Is this evolution or aberration for the director? While his diorama-like compositions and meticulous framing remain, they carry a different weight in the new movie. They are less decorative, as if questioning the very world they once so confidently constructed. Some critics have celebrated the film’s restraint; others argue its minimalism bleeds into the story, leaving behind something tepid, even hollow. One critic from Time said, "There’s something somber about it; it hints at a fringe of exhaustion on Anderson’s part, though it doesn’t seem that he’s tired of movies—more that he’s a little tired of the world." Yet no matter where one lands, it’s undeniable that The Phoenician Scheme marks a directorial pivot.

Religion: A New Motif for Anderson

Perhaps the film’s most unexpected turn is its quiet spiritual undercurrent. Where Anderson often avoids religious undertones, The Phoenician Scheme lets it settle in with an almost fragile seriousness. Zsa-Zsa’s near-death experience—shot in hushed black-and-white—doesn’t promise salvation, only a stark confrontation with mortality.

Anderson, typically guarded by wit and cerebral distance, edges toward something more vulnerable. The film doesn’t offer answers, but it lingers on questions of belief, legacy, and the possibility of something beyond control. It doesn’t preach or resolve—it simply opens a door. Whether that door leads to sincerity, satire, or something more ambiguous is left, compellingly, unanswered.

The Influence of the Personal

The central relationship between Zsa-Zsa and his daughter Liesl (a standout performance by Mia Threapleton) binds the film’s political and personal strands. Their dynamic is one of unspoken damage, structured around legacy, suspicion, and spiritual dislocation. Liesl, a novice nun reluctantly summoned into her father's imperial designs, becomes both successor and moral witness. This isn’t just literary framing—it’s lived memory. The emotional gravity of the father-daughter bond reportedly draws from Anderson’s own experience observing the relationship between his wife and her father. That specificity, passed through the filter of stylization, gives the story its internal resonance. It’s a personal parable coded in spectacle. 

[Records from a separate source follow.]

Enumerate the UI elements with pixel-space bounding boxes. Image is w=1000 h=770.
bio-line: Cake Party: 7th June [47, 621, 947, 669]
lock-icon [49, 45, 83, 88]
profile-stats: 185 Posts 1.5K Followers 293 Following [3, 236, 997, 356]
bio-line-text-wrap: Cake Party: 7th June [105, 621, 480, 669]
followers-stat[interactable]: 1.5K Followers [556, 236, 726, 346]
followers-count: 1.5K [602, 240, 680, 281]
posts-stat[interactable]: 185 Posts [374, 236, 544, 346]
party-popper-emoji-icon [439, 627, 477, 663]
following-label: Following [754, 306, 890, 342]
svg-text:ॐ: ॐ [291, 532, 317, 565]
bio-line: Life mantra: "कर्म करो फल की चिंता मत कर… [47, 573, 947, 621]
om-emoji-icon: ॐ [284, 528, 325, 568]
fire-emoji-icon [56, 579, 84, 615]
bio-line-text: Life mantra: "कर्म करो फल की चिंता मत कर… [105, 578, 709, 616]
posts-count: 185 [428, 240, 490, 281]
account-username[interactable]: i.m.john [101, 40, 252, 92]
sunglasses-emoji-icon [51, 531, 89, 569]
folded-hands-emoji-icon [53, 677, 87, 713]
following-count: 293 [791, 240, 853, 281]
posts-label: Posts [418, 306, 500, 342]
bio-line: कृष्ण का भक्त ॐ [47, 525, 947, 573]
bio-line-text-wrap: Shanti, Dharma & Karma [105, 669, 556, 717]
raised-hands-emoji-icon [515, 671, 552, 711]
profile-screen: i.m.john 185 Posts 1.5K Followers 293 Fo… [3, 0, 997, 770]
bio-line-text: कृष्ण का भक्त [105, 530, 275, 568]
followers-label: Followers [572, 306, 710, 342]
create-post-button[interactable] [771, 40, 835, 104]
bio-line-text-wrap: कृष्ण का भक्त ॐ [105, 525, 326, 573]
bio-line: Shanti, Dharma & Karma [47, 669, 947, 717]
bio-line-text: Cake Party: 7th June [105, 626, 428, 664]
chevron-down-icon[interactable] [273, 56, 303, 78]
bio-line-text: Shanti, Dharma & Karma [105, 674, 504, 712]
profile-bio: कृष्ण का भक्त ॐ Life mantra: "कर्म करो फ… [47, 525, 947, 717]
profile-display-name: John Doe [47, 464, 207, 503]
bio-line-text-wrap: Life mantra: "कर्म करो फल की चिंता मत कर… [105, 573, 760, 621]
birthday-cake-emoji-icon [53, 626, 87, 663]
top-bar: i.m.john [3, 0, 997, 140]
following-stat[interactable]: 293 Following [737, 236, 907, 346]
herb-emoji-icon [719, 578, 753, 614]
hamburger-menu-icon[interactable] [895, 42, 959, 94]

Anderson’ collaborators—Roman Coppola, del Toro, and others—each brought their own paternal lens to the film, threading the project with a shared emotional frequency. What could have been a cold satire of geopolitical vanity instead becomes a portrait of aging men haunted by their legacies and the daughters who might forgive or outgrow them. Anderson told the BBC, “So parts of my life went into this one. Roman Coppola has a daughter, Benicio has a daughter. It's something that connected all of us and I think that's how it got into the centre of the film.”

Is this the beginning of a new creative chapter, a one-time shift in tone, or simply an Anderson-esque meditation on the complexities of modern life? Whether this marks a new beginning in Wes Anderson’s career or simply an atmospheric anomaly remains to be seen. But what’s clear is that The Phoenician Scheme expands the emotional and philosophical bandwidth of his work. It suggests that within even the most codified cinematic universes, something uncertain, unresolved, and profoundly human can still be unearthed.